A partial list of virtues of GPB:
- The scene where Martin Blank (John Cusack) revisits his old home address to the tune of Guns 'n Roses' Live and Let Die never ceases to be hilarious.
- The awkward tension between Martin and Debi (Minnie Driver) hits this perfect compound of emotional veracity and factual implausibility. No meet-cutes or other boilerplate infrastructure of romantic comedy here; we just get an international hit man coming home to chase down an old ex-girlfriend. Boom, there it is. Deal with it. And yet it feels more real than any number of superficially more "realist" entries in the genre.
- Dan Aykroyd. Hit man. And somehow, against all odds, funny, for maybe the last time ever.
- The degree of care evident in virtually every line of the script is astonishing. The dialogue is as dense and snappy as the best Coen brothers films. Even throwaway lines are frequently exceptional. (Waitress at diner: "...there's Gatsby's 'West Egg' Omelette..."; you might not even notice the line, yet observe how exactly this item, offered by the waitress at Martin's Midwestern (!) hometown diner, echoes the broader themes of the movie. Rather than ordering this, Martin opts for an omelette without filling.)

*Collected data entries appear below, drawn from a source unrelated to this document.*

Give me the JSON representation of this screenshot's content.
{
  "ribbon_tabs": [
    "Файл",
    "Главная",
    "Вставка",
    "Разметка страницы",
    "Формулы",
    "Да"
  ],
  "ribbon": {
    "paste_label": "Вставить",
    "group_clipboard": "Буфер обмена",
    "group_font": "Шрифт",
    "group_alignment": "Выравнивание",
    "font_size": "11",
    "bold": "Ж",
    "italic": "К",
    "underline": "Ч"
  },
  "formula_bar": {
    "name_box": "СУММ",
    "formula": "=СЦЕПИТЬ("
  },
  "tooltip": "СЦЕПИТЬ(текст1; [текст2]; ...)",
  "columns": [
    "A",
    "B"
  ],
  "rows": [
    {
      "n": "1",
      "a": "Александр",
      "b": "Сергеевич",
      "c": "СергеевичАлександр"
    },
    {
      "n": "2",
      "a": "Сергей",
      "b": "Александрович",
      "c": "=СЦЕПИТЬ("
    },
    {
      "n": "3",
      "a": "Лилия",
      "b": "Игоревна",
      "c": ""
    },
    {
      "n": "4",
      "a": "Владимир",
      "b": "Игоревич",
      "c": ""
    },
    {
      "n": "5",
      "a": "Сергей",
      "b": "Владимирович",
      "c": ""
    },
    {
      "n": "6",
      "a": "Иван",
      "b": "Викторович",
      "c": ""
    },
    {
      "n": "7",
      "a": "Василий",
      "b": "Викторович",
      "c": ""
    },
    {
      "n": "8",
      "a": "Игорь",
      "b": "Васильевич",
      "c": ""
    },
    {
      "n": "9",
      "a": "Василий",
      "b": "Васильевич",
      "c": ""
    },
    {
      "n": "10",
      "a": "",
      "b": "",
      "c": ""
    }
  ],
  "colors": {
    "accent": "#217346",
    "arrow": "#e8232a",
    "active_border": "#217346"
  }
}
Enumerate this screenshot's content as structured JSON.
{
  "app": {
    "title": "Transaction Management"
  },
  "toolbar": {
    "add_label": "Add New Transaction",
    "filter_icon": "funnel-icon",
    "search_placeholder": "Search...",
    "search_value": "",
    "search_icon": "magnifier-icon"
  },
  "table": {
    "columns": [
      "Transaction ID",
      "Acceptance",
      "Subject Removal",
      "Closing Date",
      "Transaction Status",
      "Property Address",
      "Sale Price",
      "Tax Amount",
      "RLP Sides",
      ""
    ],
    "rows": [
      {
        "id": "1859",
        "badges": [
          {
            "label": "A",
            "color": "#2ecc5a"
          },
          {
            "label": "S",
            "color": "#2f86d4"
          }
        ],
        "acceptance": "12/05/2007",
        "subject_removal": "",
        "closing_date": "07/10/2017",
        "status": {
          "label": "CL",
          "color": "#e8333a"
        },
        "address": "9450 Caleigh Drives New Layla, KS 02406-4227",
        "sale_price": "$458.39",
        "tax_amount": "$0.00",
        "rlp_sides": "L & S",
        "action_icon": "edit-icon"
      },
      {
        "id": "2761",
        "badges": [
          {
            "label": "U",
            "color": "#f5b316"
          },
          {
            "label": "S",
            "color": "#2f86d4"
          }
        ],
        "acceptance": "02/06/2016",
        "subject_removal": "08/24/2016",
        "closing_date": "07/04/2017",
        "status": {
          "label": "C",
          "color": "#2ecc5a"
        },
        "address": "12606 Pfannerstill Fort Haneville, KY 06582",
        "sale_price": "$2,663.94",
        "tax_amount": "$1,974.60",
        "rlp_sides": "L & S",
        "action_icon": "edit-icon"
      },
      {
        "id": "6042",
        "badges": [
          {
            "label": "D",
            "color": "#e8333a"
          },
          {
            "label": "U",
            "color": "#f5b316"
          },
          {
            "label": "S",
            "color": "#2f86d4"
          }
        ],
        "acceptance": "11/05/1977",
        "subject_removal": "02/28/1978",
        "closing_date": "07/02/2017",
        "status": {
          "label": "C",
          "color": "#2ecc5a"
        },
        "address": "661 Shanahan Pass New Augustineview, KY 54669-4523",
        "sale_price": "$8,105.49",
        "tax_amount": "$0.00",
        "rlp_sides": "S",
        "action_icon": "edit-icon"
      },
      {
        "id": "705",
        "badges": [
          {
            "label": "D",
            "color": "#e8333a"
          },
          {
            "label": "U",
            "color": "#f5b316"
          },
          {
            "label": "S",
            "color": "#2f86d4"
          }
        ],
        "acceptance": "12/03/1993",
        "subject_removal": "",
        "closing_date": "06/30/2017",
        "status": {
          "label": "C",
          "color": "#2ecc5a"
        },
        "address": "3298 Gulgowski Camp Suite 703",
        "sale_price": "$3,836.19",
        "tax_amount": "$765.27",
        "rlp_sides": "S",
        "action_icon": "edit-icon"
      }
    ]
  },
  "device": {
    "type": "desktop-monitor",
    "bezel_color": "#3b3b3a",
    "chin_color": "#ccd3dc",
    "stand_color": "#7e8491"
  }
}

- Two years before The Sopranos started turning the "emotionally disturbed criminal in a shrink's office" into a cliché, we get a criminal-in-a-shrink's-office setup that's funnier and more plausible than basically anything in The Sopranos' entire run, and also doesn't overstay its welcome.
I could go on and on, but basically, you should just go watch this movie again, with attention.
(However, I will admit that Debi's character, as written, veers close to being the mere projection of Martin's psychological needs, rather than a character in her own right. This is perhaps redeemed by Driver's performance.)